Answer: 2.2 seconds!
Step-by-step explanation:
The answer is approximately 2.2 seconds.
To find this, we can apply the equations of motion for a rolling sphere on an incline. Since the ball is starting from rest, its initial velocity is 0 m/s. We also know the angle of inclination (15.4°) and the distance the ball must travel (4.4m).
Using the equations of motion, we can solve for the acceleration of the ball, which is given by:
a = g*sin(θ)
where g is the acceleration due to gravity (9.81 m/s2) and θ is the angle of inclination (15.4°).
So, the acceleration of the ball is:
a = 9.81 * sin(15.4°) = 3.15 m/s2
Now we can use the equations of motion to solve for the time it will take for the ball to travel the 4.4m.

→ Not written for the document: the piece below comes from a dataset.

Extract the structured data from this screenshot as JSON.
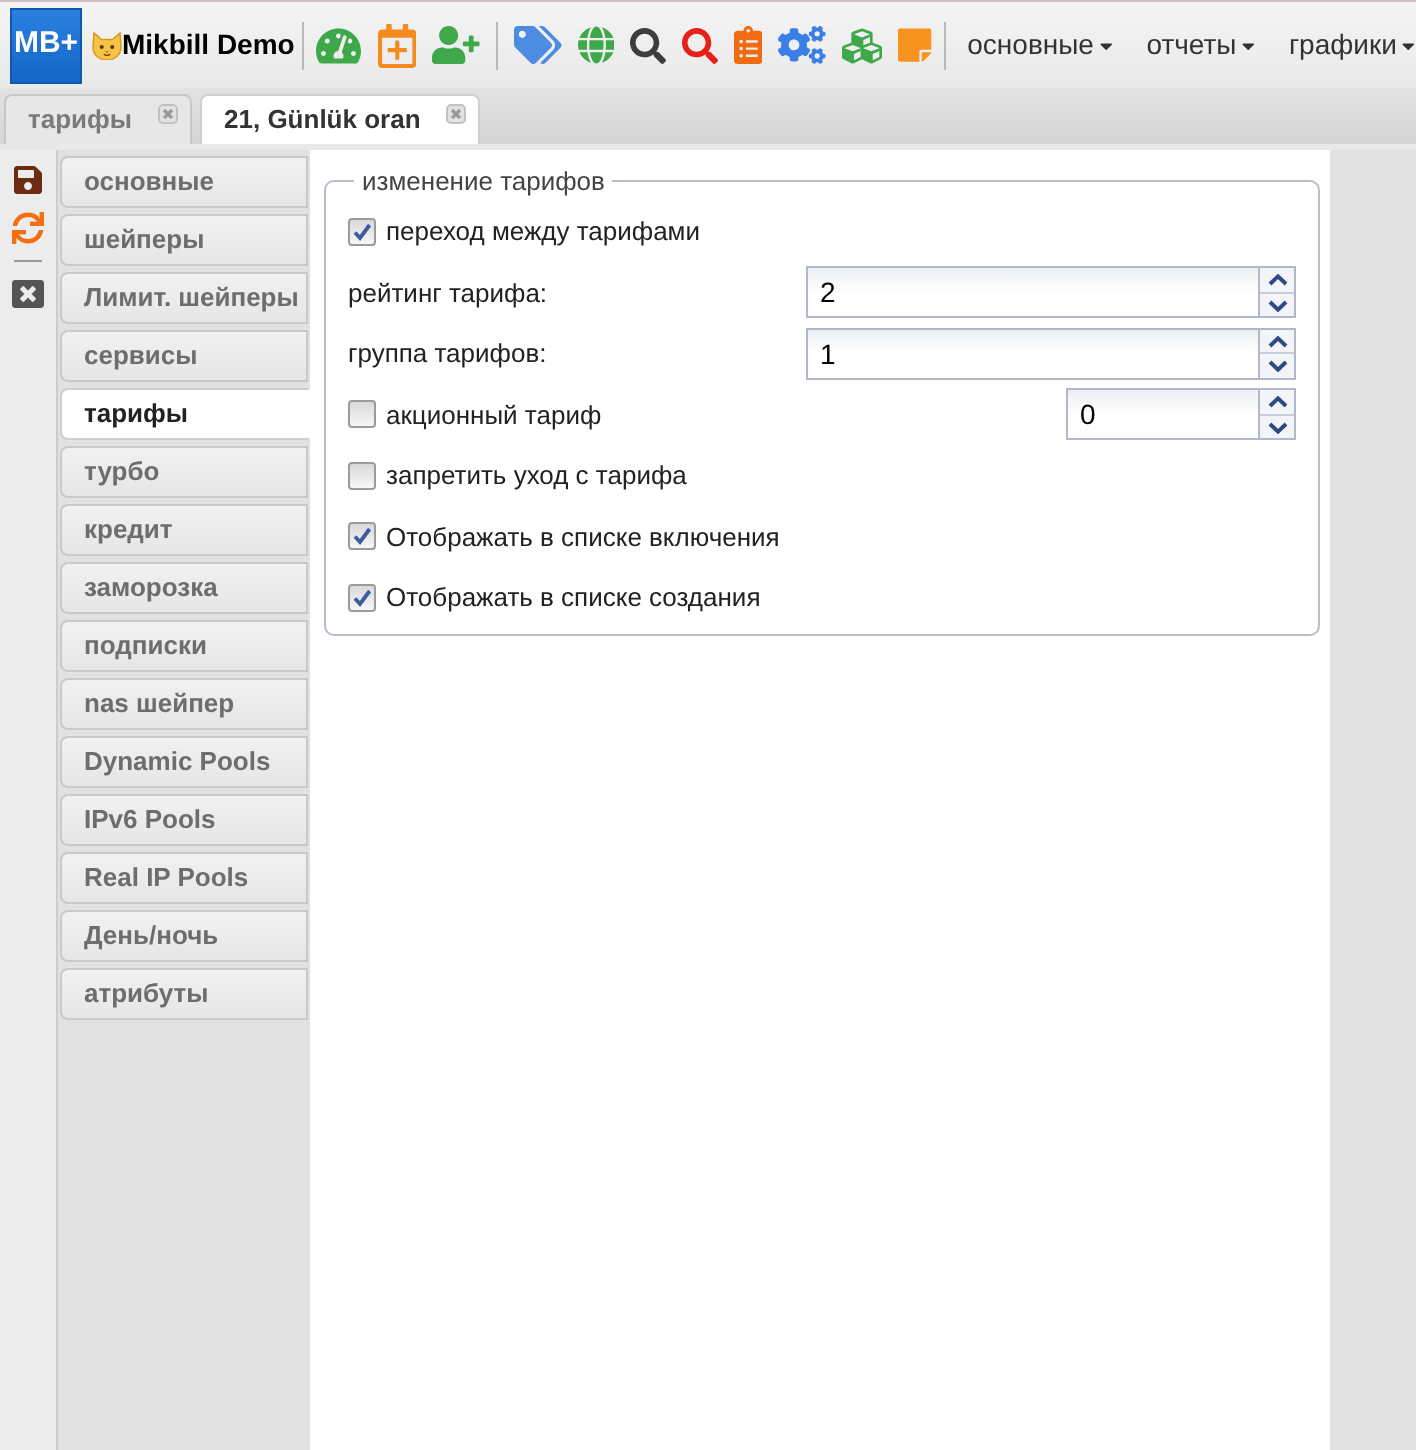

The equation for displacement is given by:
x = 1/2 * a * t^2
Where x is the displacement (4.4m in this case), a is the acceleration (3.15 m/s2) and t is the time.
Rearranging the equation to solve for t, we get:
t = sqrt(2x/a)
Substituting in the values for x and a, we get:
t = sqrt(2*4.4/3.15) = 2.2 s
Therefore, it will take the basketball approximately 2.2 seconds to roll 4.4m down the incline.